For my part, I am completely convinced that elimination of the attorneys' right to advertise.....a fairly new concept as the profession goes.....would cut down within months or a couple of years at most the volume of lawsuits.
Explain, you say....(if you even wish to hear an explanation)!
Each morning I arise (Mrs. Duke and I go to work early) and have coffee and newspaper (plus too damn many pills) while watching a local TV channel. The cute, limited dole of weather/traffic/news is interspersed by more commercials for attorneys than can be counted!
When in an accident "Don't sign any report for your insurance company before you talk with an attorney!"
"If you have had a loved one die in a nursing home, you might have a case against that facility"! (Don't most nursing home folks die there or in a hospital?)
Speaking of a hospital the old, "70,000 people died needlessly in hospitals and due negligence by hospitals and physicians last year". (People die daily....it is a natural thing, and if nothing grieveously wrong occurred someone needs to get over it. Death, in most cases is NOT an actionable offense!

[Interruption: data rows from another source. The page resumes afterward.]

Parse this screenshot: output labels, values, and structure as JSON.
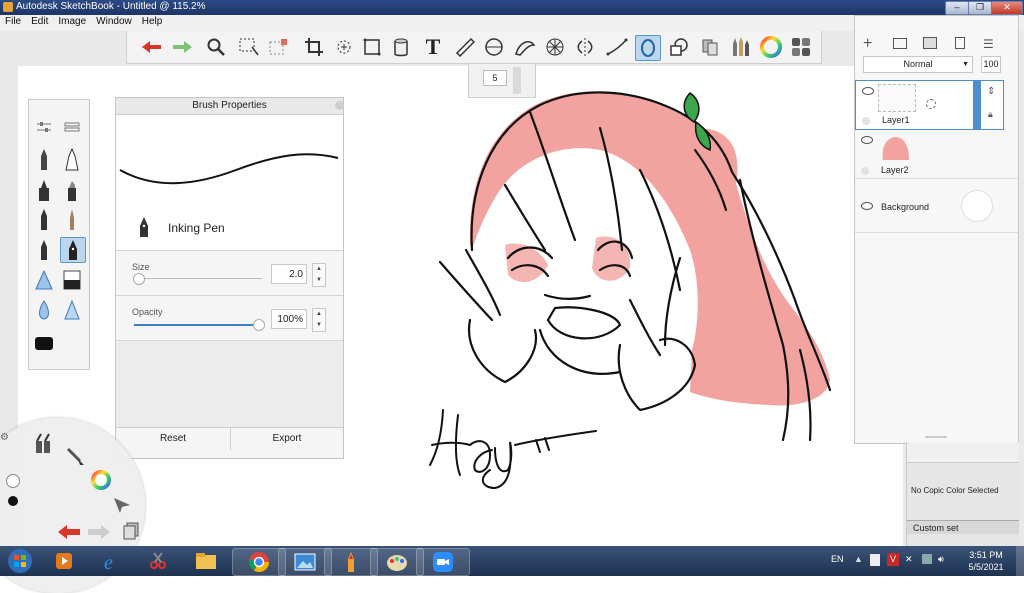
{
  "window": {
    "title": "Autodesk SketchBook - Untitled @ 115.2%"
  },
  "menu": [
    "File",
    "Edit",
    "Image",
    "Window",
    "Help"
  ],
  "toolbar": {
    "items": [
      "undo-icon",
      "redo-icon",
      "zoom-icon",
      "select-icon",
      "transform-select-icon",
      "crop-icon",
      "lasso-icon",
      "distort-icon",
      "fill-icon",
      "text-icon",
      "ruler-icon",
      "ellipse-guide-icon",
      "french-curve-icon",
      "perspective-icon",
      "symmetry-icon",
      "stroke-icon",
      "ellipse-icon",
      "shape-icon",
      "copic-icon",
      "brush-library-icon",
      "color-wheel-icon",
      "panels-icon"
    ],
    "selected": "ellipse-icon"
  },
  "brush_size_puck": {
    "value": "5"
  },
  "tool_palette": {
    "selected": "inking-pen"
  },
  "brush_properties": {
    "title": "Brush Properties",
    "brush_name": "Inking Pen",
    "size_label": "Size",
    "size_value": "2.0",
    "size_fraction": 0.0,
    "opacity_label": "Opacity",
    "opacity_value": "100%",
    "opacity_fraction": 1.0,
    "reset_label": "Reset",
    "export_label": "Export"
  },
  "layers": {
    "blend_mode": "Normal",
    "opacity": "100",
    "rows": [
      {
        "name": "Layer1",
        "selected": true
      },
      {
        "name": "Layer2",
        "selected": false
      },
      {
        "name": "Background",
        "selected": false
      }
    ]
  },
  "copic": {
    "status": "No Copic Color Selected",
    "custom_set": "Custom set"
  },
  "canvas": {
    "signature": "Hay"
  },
  "taskbar": {
    "language": "EN",
    "time": "3:51 PM",
    "date": "5/5/2021"
  },
  "colors": {
    "hair": "#f2a39f",
    "accent_blue": "#5f96c8",
    "ribbon": "#3aa84a"
  }
}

The attorneys have educated the general public well (much as Democrats have those who now feel "owed" something because they are "disadvantaged") and in the process generate tens of thousands of lawsuits annually, many just for the purpose of coercing a small bundle of bucks from an insurance company/hospital/physician to avoid the high costs of defending a lawsuit.
Here in Florida, the attorneys have gone a step further. Claiming to want to make doctors accountable, they wrote, sponsored and sold to the public under false pretenses, a three strike law. If a doc has three episodes of malpractice (broad definition here!) he loses his license to practice.
This law flies in the face of doctors in high-exposure fields such as trauma and OB cases. It also induces once again a "settlement to avoid lawsuits" and then lose of license.
The actual end-result of this will be a LOT of good doctors practicing anyway... just in some other state! We, the public lose.
Without the constant harangue from attorney ads, I truly believe the public would eventually revert back to reasonable utilization of the legal system.
Of course, the problem with this is.....The attorneys themselves are the ones who would have to again decide it was unprofessional to advertise. FAT CHANCE!